Due to limitations of the isolated heart preparation used, we could not establish the location within the vascular tree of the coronary alterations reported here. Important functional differences exist between epicardial arteries (capacitative vessels) and arterioles (resistance elements).57–58 Another potential limitation of our heart preparation, is that we used of zero-load conditions as opposed to an isovolumetric contracting heart. Although hearts from CT and CM were compared under identical conditions, it is possible that lower oxygen demands in the unloaded heart could make data comparison with other studies difficult. However, our results are consistent with those reported in the literature concerning the effect of age on CR, the increase in CR by THX, the BKN-induced relaxation, the effect of L-NAME on CR and the vasorelaxant effect of SNP.26, 38–40, 49 Therefore, we consider the results of the present work valid notwithstanding these limitations.

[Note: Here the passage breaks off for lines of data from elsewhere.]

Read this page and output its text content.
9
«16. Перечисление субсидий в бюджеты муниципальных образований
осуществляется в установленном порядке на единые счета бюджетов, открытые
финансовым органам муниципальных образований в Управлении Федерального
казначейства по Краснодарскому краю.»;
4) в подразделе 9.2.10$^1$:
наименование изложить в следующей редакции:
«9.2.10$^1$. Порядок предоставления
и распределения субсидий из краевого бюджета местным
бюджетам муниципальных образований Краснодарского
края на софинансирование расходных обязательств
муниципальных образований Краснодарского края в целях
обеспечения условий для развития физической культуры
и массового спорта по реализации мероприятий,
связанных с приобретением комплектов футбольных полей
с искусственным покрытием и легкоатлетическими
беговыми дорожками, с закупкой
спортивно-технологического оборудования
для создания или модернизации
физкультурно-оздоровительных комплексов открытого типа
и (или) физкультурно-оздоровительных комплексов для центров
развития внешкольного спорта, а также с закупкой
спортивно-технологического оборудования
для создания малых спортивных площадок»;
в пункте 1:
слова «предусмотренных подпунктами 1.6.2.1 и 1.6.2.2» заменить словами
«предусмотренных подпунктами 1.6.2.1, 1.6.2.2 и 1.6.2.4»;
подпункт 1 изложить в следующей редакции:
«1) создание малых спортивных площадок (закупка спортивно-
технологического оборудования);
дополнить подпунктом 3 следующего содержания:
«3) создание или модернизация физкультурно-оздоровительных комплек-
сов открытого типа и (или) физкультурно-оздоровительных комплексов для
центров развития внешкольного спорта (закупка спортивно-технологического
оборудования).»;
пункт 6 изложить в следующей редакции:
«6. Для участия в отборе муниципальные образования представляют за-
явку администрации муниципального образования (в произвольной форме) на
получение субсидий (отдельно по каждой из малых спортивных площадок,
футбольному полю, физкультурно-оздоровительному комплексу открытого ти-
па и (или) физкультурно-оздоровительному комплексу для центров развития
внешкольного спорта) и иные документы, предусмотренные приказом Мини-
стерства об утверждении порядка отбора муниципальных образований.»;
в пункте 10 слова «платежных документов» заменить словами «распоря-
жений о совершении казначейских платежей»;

In summary, the results presented in this study indicate that the coronary vasculature of the cardiomyopathic hamster is hyperreactive during the necrotic phase of cardiomyopathy. The hyperreactivity of coronary vasculature is associated with ED, and both of these alterations are Ang II-dependent. It is likely that these alterations predispose to focal vasospasms with ischemia and necrosis during this critical stage of development. The similarities of these findings with those reported by us in the aorta of young CM, suggest that coronary alterations are an intrinsic vascular event- independent of cardiomyocyte dysfunction. Altogether, these results implicate the vascular RAS in the etiology of cardiac disease in patients with sarcoglycanopathies.
This work was supported by a grant from NIH-SCORE S06-RR 08224. The authors are grateful for the contribution of Ms. N. Cruz to lucigenin chemiluminiscence studies, and Dr. A.M. Preston from the Biochemistry Department for reviewing the manuscript.